In the first part of my study, I analyzed the native (cryptic) plasmids present within a variety of Z. mobilis strains, including two poorly-studied Z. mobilis strains: NCIMB 11163 and NCIMB 8227. Several plasmid libraries containing restriction-digested fragments of Z. mobilis cryptic plasmid DNA were prepared, and their inserts were sequenced. This enabled the complete DNA sequences of three small (non-integrating, double-stranded DNA) cryptic plasmids to be determined: pZMO1A and pZMO7 from NCIMB 11163, and pZMO1B from NCIMB 8227. Their DNA sequences were analyzed using bioinformatic approaches, to identify open reading frames, and regions of DNA that were putatively involved in transcription or DNA replication.

In the second part of this thesis, the minimally-replicating region from plasmid pZMO7 was used to construct a series of Escherichia coli-Z. mobilis shuttle vectors. These vectors were found to be stable within several Z. mobilis strains for over 60 generations without antibiotic selective pressure. A reliable and reproducible method based on quantitative real time PCR (Q-RT-PCR) was developed to accurately determine the copy number of cryptic plasmids and shuttle-vectors present in Z. mobilis cultures. The pZMO7-based shuttle vectors exhibited good compatibility with cryptic plasmids as well as the widely-used pZM2-based shuttle vectors. Genes encoding glutathione S-transferase (GST) as well as green and red fluorescent protein (GFP and RFP) reporters were cloned into various shuttle vector constructs; placing them under the control of endogenous (Ppdc) or exogenous (Plac and Ptac) promoters. Promoter strength was evaluated by quantifying the reporter gene expression. The plasmid-based expression of GFP and RFP was visualized within planktonic and biofilm cultures using confocal laser scanning microscopy (CLSM). Shuttle vector-based GST pull-down experiments were used to study intracellular protein-protein binding interactions.

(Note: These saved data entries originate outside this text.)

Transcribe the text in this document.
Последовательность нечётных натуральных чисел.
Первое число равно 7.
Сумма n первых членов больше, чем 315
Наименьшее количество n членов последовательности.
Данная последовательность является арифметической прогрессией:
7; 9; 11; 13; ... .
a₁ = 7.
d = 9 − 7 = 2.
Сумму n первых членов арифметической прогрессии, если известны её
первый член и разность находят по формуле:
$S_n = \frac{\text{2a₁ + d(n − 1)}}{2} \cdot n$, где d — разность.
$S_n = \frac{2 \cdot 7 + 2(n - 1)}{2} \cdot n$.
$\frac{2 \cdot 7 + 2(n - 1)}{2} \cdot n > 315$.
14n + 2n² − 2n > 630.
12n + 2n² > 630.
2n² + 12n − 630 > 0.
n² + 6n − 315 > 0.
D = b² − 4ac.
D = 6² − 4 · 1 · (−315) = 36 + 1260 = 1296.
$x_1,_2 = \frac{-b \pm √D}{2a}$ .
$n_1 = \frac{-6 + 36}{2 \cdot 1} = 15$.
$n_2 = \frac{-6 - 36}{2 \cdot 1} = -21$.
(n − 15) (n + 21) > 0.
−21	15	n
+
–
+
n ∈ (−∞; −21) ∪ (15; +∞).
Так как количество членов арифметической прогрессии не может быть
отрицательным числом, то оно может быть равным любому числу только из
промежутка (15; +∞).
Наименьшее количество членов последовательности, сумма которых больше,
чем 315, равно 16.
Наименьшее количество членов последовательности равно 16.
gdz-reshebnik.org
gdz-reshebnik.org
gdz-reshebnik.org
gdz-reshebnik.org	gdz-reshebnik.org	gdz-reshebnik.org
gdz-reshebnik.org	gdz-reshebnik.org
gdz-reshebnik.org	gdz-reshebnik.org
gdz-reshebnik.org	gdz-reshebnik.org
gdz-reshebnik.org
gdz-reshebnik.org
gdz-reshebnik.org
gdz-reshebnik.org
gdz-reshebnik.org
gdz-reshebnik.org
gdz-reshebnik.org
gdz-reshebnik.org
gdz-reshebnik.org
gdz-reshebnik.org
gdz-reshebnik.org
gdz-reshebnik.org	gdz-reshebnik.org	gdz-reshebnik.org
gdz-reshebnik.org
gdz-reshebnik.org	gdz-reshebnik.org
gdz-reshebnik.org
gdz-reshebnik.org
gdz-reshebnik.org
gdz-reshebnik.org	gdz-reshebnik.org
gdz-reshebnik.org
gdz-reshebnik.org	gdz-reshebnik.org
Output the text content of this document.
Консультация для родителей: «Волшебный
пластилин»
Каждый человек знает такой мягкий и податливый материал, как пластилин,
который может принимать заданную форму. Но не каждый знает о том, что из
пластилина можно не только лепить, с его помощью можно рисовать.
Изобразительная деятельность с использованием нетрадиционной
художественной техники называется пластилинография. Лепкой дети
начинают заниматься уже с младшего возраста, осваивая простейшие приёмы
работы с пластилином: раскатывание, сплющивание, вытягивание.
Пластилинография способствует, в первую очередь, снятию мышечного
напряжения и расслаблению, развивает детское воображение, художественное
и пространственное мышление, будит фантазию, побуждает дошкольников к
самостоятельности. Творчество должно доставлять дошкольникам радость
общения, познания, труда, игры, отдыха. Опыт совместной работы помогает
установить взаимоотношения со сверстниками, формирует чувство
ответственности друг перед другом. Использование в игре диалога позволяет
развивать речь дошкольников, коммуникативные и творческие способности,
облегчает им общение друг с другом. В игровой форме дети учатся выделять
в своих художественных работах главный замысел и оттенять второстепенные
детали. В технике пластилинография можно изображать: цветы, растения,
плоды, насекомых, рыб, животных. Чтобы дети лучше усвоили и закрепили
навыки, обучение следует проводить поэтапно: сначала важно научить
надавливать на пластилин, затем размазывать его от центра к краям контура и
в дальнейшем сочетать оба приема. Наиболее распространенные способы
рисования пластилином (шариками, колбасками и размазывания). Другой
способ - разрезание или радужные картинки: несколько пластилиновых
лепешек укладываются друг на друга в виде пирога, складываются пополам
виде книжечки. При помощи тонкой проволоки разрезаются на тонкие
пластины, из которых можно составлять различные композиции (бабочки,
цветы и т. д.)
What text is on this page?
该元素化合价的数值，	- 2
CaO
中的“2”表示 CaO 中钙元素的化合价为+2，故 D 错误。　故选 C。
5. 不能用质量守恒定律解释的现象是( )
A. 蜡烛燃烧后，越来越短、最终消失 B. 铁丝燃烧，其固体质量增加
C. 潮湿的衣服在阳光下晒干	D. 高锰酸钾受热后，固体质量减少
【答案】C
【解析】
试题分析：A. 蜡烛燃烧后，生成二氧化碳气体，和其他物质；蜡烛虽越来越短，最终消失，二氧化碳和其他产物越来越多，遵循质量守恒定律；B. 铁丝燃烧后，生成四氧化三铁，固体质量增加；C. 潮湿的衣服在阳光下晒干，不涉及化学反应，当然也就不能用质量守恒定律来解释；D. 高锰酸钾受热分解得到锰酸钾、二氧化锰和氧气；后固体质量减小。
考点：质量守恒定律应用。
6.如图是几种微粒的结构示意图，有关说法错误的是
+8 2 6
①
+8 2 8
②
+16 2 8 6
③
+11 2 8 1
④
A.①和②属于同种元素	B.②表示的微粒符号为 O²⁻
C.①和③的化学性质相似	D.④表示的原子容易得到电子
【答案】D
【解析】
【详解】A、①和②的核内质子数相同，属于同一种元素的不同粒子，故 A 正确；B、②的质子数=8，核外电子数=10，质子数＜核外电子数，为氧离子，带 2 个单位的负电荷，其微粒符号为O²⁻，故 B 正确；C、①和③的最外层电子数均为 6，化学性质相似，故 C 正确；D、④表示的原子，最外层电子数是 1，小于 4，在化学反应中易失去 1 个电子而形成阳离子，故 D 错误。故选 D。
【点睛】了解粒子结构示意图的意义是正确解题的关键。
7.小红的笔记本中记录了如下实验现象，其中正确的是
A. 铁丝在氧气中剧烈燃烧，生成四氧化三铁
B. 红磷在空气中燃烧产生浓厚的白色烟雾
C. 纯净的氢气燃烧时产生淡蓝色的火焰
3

In the third part of my thesis, I explored the potential use of Z. mobilis for the bioproduction of isoprenoid (terpenoid) compounds. Five predicted sesquiterpene synthases (terpene cyclases) of unknown function from the dimorphic fungus Penicillium marneffei, and several terpene cyclases from several other bacteria, fungi and plants were initially functionally-analyzed in E. coli. Several cyclase genes were cloned into E. coli-Z. mobilis shuttle vectors for expression trials within Z. mobilis cells.

In summary, this thesis describes the development of a variety of novel methodologies and genetic ‘tools’ that may be used to express heterologous genes within Z. mobilis cells. These will be invaluable for future studies concerned with exploring the biology and industrial applications of this ‘microbial cell factory’.